An uncrewed rocket belonging to Jeff Bezos’s space company, Blue Origin, failed shortly after launch in Texas on Monday morning, a potential setback for the Amazon founder’s wider ambitions of sending humans into orbit.
The malfunction of the New Shepard booster, a type of rocket that is similar to the one Blue Origin has used this year to send three crews of up to six people on suborbital flights, came 1min 4sec after launch and just as the vehicle was reaching its maximum dynamic pressure, known as “max q”.
A built-in abort system jettisoned the crew capsule away from the booster at about 5.5 miles (8.8km) altitude and deployed parachutes that dropped it back to earth. The booster is presumed to have been destroyed.
“It appears we’ve experienced an anomaly with today’s flight – this was unplanned and we do not have any details yet, but our crew capsule was able to escape successfully,” Erika Wagner, senior director of emerging space markets at Blue Origin, said during the livestream of the launch on the space company’s website.
Wagner continued: “You can see how our backup safety systems kicked in today to keep our payload safe during an off-nominal situation. Safety is our highest value at Blue Origin. It’s why we built so much redundancy into the system.”
A subsequent tweet from the company said: “This was a payload mission with no astronauts on board. The capsule escape system functioned as designed.”
Independent experts on Twitter said they suspected a propulsion system failure was the cause of the malfunction.
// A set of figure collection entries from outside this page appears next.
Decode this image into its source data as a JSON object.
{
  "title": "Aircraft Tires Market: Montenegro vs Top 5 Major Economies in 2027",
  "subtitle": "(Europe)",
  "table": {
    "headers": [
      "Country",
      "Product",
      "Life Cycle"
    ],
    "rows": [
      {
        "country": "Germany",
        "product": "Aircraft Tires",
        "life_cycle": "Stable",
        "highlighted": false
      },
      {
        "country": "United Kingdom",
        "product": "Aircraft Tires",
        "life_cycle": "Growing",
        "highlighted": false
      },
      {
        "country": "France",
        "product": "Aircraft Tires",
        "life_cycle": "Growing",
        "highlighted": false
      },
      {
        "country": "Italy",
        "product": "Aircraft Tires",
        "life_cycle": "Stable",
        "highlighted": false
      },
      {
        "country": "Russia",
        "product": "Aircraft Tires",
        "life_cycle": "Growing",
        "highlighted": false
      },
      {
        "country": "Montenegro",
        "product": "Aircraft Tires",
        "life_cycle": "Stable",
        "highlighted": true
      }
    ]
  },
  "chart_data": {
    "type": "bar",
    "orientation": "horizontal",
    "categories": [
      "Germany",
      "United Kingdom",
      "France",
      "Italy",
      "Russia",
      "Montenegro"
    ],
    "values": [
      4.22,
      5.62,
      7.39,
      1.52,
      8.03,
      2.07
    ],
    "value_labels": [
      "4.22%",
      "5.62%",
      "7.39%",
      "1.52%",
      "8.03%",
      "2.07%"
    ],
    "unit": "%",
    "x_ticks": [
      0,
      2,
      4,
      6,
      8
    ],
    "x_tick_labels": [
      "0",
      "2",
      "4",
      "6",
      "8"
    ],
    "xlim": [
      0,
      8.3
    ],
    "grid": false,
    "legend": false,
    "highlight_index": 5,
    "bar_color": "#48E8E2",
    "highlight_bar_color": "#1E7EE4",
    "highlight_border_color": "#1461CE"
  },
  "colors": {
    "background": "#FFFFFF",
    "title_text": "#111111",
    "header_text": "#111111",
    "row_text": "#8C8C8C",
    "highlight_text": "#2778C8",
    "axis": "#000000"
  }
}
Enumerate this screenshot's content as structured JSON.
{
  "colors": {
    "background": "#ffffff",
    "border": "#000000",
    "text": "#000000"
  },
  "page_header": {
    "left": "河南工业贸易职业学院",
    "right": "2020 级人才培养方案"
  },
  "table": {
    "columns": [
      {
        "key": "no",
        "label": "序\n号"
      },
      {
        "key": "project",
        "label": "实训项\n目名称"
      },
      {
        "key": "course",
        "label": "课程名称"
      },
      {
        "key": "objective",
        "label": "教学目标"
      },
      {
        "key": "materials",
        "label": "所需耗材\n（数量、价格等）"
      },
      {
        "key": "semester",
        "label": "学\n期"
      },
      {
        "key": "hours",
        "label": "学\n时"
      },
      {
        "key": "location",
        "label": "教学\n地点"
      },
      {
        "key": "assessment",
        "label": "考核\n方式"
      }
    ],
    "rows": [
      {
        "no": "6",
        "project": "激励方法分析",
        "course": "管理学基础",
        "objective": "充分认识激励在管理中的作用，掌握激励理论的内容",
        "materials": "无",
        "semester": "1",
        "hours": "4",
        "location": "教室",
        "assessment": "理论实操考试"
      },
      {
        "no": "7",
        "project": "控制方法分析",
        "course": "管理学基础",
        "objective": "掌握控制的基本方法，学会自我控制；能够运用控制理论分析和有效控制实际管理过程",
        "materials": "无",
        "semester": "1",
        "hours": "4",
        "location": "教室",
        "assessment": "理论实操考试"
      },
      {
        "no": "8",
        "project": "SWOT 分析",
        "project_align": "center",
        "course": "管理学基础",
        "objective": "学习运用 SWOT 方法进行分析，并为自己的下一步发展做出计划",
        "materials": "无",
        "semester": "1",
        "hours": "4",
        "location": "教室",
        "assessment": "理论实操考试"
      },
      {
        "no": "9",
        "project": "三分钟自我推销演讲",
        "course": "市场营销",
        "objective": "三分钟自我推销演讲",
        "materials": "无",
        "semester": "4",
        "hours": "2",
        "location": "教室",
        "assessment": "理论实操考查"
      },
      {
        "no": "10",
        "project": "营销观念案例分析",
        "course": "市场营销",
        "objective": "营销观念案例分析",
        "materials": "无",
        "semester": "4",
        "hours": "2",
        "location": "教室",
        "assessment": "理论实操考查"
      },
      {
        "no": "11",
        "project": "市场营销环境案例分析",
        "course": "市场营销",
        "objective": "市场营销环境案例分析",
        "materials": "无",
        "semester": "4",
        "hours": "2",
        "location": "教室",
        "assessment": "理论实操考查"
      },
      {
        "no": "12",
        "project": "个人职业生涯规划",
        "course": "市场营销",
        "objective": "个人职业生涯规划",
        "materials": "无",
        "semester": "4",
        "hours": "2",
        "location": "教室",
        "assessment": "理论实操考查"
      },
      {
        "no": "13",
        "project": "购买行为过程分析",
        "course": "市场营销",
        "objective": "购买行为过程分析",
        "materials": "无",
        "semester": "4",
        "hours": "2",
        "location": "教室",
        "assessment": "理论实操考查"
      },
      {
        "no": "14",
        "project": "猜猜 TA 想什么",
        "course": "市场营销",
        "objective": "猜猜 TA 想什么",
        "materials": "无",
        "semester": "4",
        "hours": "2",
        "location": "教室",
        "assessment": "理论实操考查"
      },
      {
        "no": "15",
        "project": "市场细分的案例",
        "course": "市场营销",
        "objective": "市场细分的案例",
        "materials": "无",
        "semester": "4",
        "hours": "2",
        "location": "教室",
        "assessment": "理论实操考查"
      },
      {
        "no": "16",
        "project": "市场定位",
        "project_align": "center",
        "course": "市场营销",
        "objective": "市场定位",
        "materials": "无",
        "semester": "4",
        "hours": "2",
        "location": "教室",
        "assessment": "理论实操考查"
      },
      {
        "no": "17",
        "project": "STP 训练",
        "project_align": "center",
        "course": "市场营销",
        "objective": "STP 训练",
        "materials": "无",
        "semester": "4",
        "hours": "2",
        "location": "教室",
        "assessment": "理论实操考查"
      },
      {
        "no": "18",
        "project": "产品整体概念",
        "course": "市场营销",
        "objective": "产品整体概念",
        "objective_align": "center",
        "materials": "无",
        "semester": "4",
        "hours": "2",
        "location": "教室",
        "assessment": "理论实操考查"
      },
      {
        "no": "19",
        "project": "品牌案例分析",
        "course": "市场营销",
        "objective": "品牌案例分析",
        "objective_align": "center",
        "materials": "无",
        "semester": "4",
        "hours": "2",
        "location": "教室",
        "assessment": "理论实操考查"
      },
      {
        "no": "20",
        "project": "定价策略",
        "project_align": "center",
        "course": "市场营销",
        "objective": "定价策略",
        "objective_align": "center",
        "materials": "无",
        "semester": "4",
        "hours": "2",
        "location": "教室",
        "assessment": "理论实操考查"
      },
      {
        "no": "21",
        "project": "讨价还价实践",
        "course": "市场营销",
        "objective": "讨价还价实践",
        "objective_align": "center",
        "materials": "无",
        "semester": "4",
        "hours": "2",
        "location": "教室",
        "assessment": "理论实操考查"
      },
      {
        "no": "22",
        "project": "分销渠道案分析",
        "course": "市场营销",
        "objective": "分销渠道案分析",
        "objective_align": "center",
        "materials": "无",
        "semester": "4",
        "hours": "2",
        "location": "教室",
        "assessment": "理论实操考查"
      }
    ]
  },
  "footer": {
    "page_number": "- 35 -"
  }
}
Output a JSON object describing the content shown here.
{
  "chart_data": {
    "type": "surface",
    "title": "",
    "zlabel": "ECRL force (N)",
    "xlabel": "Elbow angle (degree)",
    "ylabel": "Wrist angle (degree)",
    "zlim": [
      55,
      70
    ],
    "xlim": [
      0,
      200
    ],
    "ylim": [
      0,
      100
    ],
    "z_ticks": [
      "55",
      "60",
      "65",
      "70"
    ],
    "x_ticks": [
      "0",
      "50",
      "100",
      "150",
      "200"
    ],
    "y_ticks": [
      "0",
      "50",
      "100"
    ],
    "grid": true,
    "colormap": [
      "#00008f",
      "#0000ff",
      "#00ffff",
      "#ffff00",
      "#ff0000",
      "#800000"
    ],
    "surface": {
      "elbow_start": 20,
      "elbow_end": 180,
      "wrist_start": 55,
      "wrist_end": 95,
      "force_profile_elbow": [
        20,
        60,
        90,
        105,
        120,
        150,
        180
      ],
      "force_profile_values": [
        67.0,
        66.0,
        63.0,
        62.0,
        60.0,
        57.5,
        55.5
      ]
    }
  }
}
The mission, called NS-23, was carrying “36 payloads from academia, research institutions and students across the globe” on this particular vehicle’s ninth overall flight, Blue Origin said.
The company believes two additional experiments attached to the exterior of the booster to analyze the effects of ambient exposure to the space environment were destroyed.
It was the fourth flight of the New Shepard program this year and the first dedicated payload-only flight since August 2021.
In six crewed “tourist” flights lasting between 10 and 15 minutes each, Blue Origin has taken 31 humans to space on New Shepard launches, most recently last month. Previous passengers have included Bezos in July 2021 and the Star Trek actor William Shatner three months later.
Although today’s flight employed a different booster and capsule than those carrying humans, Blue Origin’s schedule is likely to face delays as engineers attempt to identify and correct the malfunction’s cause.
Blue Origin has more ambitious plans in addition to its tourism flights, including its New Glenn project for orbital flights – scheduled for a first test flight next year – and developing a human-rated moon lander in partnership with Nasa.
Nasa’s own plans for returning to the moon have suffered their own setbacks in recent weeks, with two separate attempts to launch the first test flight of its Artemis 1 rocket called off because of technical problems.